Trout scored 80 runs in his first 81 games. No rookie had done that since Hall of Famer Joe DiMaggio scored 80 times in his first 76 games in 1936.
He hit 10 home runs and scored 32 runs in July—calling it “a fun month for me.” Just two other rookies in major league history have hit 10 or more home runs and scored 30 or more runs in any month: Hall of Famer Frank Robinson with the Reds in 1956 and Luke Easter in 1950.
Trout spotted everyone else most of April as a head start and yet entered August leading the American League in batting by 26 points (.353 to Paul Konerko’s .327), leading the majors in runs by nine (80-71 over Curtis Granderson) and stolen bases by one (31-30 over Dee Gordon).
“I just went out there and played my game and the numbers are what they are,” said Trout, just turned 21 on Aug. 7.
Those numbers are only getting better. Trout has hit for a higher average each month since his promotion: .091 (1-for-11) in April, .324 in May, .372 in June and .392 during a torrid July in which he had 14 multi-hit games in 24 starts and went hitless just four times.
He entered August on pace to finish with 28 home runs and 55 stolen bases to go with his .350-plus average.
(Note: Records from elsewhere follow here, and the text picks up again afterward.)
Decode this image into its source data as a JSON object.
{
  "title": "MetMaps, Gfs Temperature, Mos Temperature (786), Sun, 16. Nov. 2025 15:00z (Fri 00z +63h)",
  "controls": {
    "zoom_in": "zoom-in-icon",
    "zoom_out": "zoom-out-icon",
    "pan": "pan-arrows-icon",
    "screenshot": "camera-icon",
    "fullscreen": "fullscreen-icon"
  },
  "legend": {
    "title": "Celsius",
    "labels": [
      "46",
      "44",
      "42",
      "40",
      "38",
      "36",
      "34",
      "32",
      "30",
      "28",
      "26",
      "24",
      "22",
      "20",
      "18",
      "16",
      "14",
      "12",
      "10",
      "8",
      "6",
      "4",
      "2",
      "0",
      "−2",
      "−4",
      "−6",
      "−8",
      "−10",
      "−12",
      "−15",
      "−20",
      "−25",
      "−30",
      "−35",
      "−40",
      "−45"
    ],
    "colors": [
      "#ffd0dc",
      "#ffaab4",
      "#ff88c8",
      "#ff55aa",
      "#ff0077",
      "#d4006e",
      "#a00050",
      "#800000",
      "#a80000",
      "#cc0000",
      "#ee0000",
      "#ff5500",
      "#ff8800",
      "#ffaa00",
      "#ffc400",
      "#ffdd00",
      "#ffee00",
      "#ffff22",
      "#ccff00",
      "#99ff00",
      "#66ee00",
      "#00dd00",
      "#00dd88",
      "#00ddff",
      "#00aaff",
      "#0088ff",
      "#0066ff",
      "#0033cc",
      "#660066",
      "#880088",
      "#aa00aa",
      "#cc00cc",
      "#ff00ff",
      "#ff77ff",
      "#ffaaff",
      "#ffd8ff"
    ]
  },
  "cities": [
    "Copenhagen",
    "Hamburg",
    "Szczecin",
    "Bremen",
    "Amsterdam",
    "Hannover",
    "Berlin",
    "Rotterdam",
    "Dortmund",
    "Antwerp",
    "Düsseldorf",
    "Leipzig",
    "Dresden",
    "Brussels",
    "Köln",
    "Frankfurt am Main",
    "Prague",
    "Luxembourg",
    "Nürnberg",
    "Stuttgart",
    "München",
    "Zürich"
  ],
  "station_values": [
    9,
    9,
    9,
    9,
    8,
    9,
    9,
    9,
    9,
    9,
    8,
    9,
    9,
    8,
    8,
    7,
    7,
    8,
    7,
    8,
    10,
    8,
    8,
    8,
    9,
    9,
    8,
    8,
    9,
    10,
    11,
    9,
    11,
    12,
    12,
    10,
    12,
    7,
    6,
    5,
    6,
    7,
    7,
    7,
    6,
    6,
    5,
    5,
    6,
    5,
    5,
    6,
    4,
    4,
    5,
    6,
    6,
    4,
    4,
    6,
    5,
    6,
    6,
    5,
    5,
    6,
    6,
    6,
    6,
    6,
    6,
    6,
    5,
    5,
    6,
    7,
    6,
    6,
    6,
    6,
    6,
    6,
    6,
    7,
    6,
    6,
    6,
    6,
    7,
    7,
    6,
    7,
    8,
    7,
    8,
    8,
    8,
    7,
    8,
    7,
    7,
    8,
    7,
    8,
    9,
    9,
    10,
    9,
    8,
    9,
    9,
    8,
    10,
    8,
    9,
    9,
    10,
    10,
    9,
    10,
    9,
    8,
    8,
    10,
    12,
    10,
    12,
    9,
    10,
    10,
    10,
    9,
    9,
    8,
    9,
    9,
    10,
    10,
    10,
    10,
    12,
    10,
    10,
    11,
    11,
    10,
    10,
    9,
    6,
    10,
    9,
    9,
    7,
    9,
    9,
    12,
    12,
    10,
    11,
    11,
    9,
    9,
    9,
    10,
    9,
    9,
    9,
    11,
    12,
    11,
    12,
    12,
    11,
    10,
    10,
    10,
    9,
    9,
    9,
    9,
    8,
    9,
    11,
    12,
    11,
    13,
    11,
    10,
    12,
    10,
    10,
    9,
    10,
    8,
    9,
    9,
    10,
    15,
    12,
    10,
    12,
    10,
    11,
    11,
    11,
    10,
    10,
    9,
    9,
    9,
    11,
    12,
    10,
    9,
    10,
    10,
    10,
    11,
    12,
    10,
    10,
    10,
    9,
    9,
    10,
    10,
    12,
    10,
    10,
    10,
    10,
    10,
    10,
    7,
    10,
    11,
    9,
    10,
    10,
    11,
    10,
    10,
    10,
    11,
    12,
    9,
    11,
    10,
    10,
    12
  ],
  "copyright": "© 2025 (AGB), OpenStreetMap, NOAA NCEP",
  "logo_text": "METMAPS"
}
No player in baseball history has finished a season with that stat package. No one has even finished a season with a .340 average, 20 home runs and 40 steals.
“Coming to the ballpark, the only things on my mind are competing, having fun and winning games,” Trout said, revealing his age most only in his cliché-riddled interviews.
Trout also entered rare air in the BA Best Tools survey. Just eight rookies had ever won a category in the 24-year history of BA’s survey of major league managers. Trout won three—Best Baserunner, Fastest Baserunner and Most Exciting Player—the most for a rookie since Ichiro Suzuki won four in 2001.
A shoo-in for American League rookie of the year, Trout could become the third-youngest batting champ in history (behind Hall of Famers Al Kaline and Ty Cobb) and the third player to win rookie of the year and MVP in the same season, joining Ichiro and Fred Lynn in 1975.
“I think the real flattering thing would be, 25 years from now, people comparing youngsters who are very talented to Mike Trout,” manager Mike Scioscia said. “And I think he has the ability to be that kind of player.”
When general manager Jerry Dipoto promoted Trout in April, the team’s decision-makers were “all aware of how good a player he could be.” But Trout’s performance has gone beyond even that. “Fantastic,” was Dipoto’s one-word description.
“I won’t say it’s a surprise because what you find out is when you take the fish and you throw them in the water, they swim. And that’s all Mike is doing,” Dipoto said. “He’s got the skills, the ability, the maturity to swim. He’s just swimming. He’s doing what he can do.”